Wednesday, December 8, 2010

Charles Bukowski's Last 'Muse' Lives With US Author's Ghost

Romain Raynaldy writes for AFP:

The last muse of Charles "Hank" Bukowski, the alcoholic and womanizing US author who used blunt prose to write about society's downtrodden, still lives in the home she shared with her late husband and hopes to turn it into a museum.

"That's exactly like living with a ghost," Linda Lee Bukowski told AFP. "His room is exactly the same. Clothes hanging around, you know, things like that."

Linda Lee is as shy as her late famous husband, but made an effort to speak to strangers at the Huntington Museum in the town of San Marino, just north of Los Angeles, which is holding an exhibit titled, "Charles Bukowski: Poet on the Edge," through February 2011.

Bukowski (1920-1994) was an important figure in 20th-century US literature. "In his poetry and prose, Bukowski used experience, emotion, and imagination, along with violent and sexual imagery, to capture life at its most raw and elemental," reads a description of his work on the museum website.

Bukowski "spoke for the social outcasts -- the drunks, prostitutes, addicts, lay-abouts, and petty criminals -- as well as those who are simply worn down by life."

The Museum bills the exhibit as the "most comprehensive exhibition on the writer ever undertaken" and includes typed scripts of Bukowski?s poems, periodicals with his poetry, and pictures loaned by his widow.

[ ... ]

"He was a shy man, he was an individual who was more reclusive than outgoing and that's why he would tend to drink and overdrink, because it was so much for him to handle the enormous social life. It was wasted time for him.
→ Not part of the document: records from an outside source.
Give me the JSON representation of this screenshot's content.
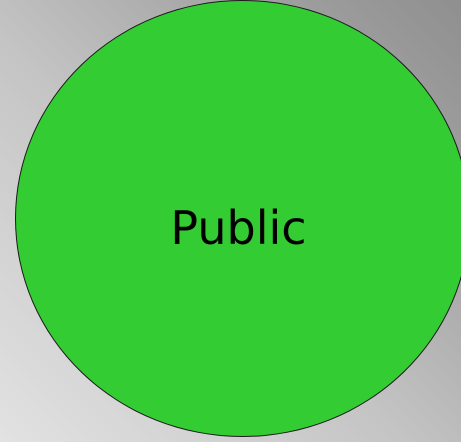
{
  "diagram": {
    "node": {
      "label": "Public",
      "fill_color": "#33cc33",
      "border_color": "#1a1a1a",
      "shape": "circle"
    },
    "background": {
      "style": "gradient",
      "colors": [
        "#e2e2e2",
        "#8f8f8f"
      ]
    }
  }
}
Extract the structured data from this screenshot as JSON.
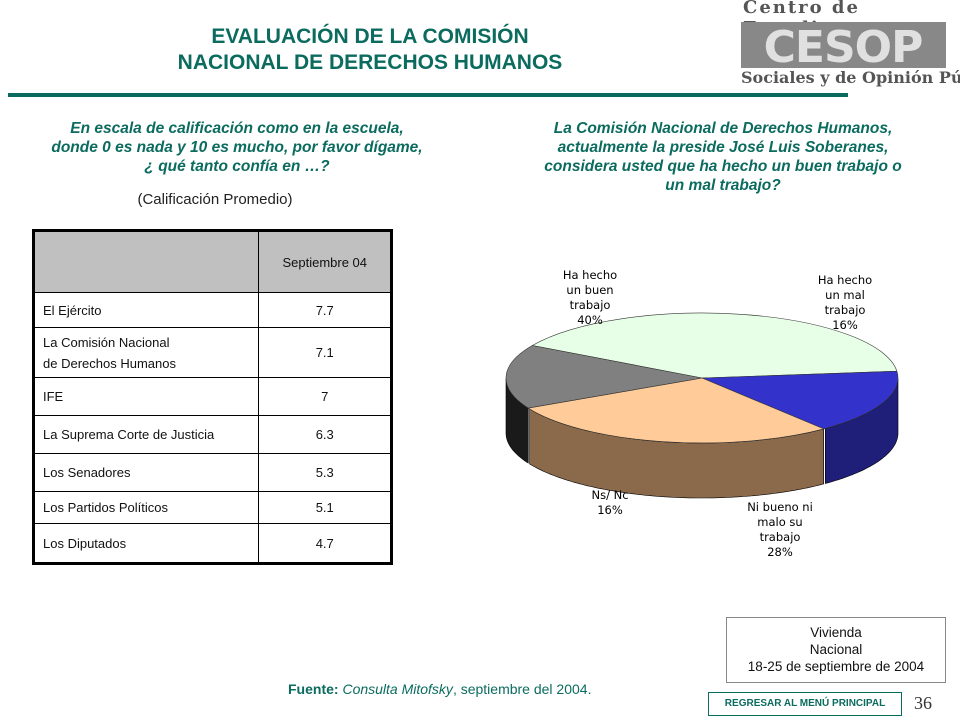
{
  "header": {
    "title_line1": "EVALUACIÓN DE LA COMISIÓN",
    "title_line2": "NACIONAL DE DERECHOS HUMANOS",
    "logo_top": "Centro de Estudios",
    "logo_mark": "CESOP",
    "logo_bottom": "Sociales y de Opinión Pública"
  },
  "left_panel": {
    "question_line1": "En escala de calificación como en la escuela,",
    "question_line2": "donde 0 es nada y 10 es mucho, por favor dígame,",
    "question_line3": "¿ qué tanto confía en …?",
    "subtitle": "(Calificación Promedio)"
  },
  "right_panel": {
    "question_line1": "La Comisión Nacional de Derechos Humanos,",
    "question_line2": "actualmente la preside José Luis Soberanes,",
    "question_line3": "considera usted que ha hecho un buen trabajo o",
    "question_line4": "un mal trabajo?"
  },
  "chart_data": [
    {
      "type": "table",
      "columns": [
        "",
        "Septiembre 04"
      ],
      "rows": [
        {
          "label_line1": "El Ejército",
          "label_line2": "",
          "value": "7.7"
        },
        {
          "label_line1": "La Comisión Nacional",
          "label_line2": "de Derechos Humanos",
          "value": "7.1"
        },
        {
          "label_line1": "IFE",
          "label_line2": "",
          "value": "7"
        },
        {
          "label_line1": "La Suprema Corte de Justicia",
          "label_line2": "",
          "value": "6.3"
        },
        {
          "label_line1": "Los Senadores",
          "label_line2": "",
          "value": "5.3"
        },
        {
          "label_line1": "Los Partidos Políticos",
          "label_line2": "",
          "value": "5.1"
        },
        {
          "label_line1": "Los Diputados",
          "label_line2": "",
          "value": "4.7"
        }
      ]
    },
    {
      "type": "pie",
      "slices": [
        {
          "label_lines": [
            "Ha hecho",
            "un buen",
            "trabajo",
            "40%"
          ],
          "value": 40,
          "color": "#e6ffe6",
          "side": "#6b8a6b"
        },
        {
          "label_lines": [
            "Ha hecho",
            "un mal",
            "trabajo",
            "16%"
          ],
          "value": 16,
          "color": "#3333cc",
          "side": "#1f1f7a"
        },
        {
          "label_lines": [
            "Ni bueno ni",
            "malo su",
            "trabajo",
            "28%"
          ],
          "value": 28,
          "color": "#ffcc99",
          "side": "#8a6a4a"
        },
        {
          "label_lines": [
            "Ns/ Nc",
            "16%"
          ],
          "value": 16,
          "color": "#808080",
          "side": "#1a1a1a"
        }
      ]
    }
  ],
  "info_box": {
    "line1": "Vivienda",
    "line2": "Nacional",
    "line3": "18-25  de septiembre de 2004"
  },
  "source": {
    "label": "Fuente:",
    "name": "Consulta Mitofsky",
    "rest": ", septiembre del 2004."
  },
  "menu_button": "REGRESAR AL MENÚ PRINCIPAL",
  "page_number": "36"
}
"He would rather be either at his typewriter or having dinner at Musso and Frank," a landmark eatery billed as the "oldest restaurant in Hollywood."

Bukowski, who grew up and spent most of his life in Los Angeles, rose to fame after a difficult childhood and 14 years working in anonymity at the post office.

He had written poems and short stories all his life, but did not write for a living until age 46, when the editor of Black Sparrow Press offered to pay him 100 dollars a month to focus on writing.

"He never talked with me about his work," his widow said. "He thought it was a bad luck. Once in a while, he would come down at night with a poem, and he would have a drink and he would read it. It was once in a year.

"But in general, he would never show anybody because he thought it would bring bad luck. He would send it immediately to the publisher."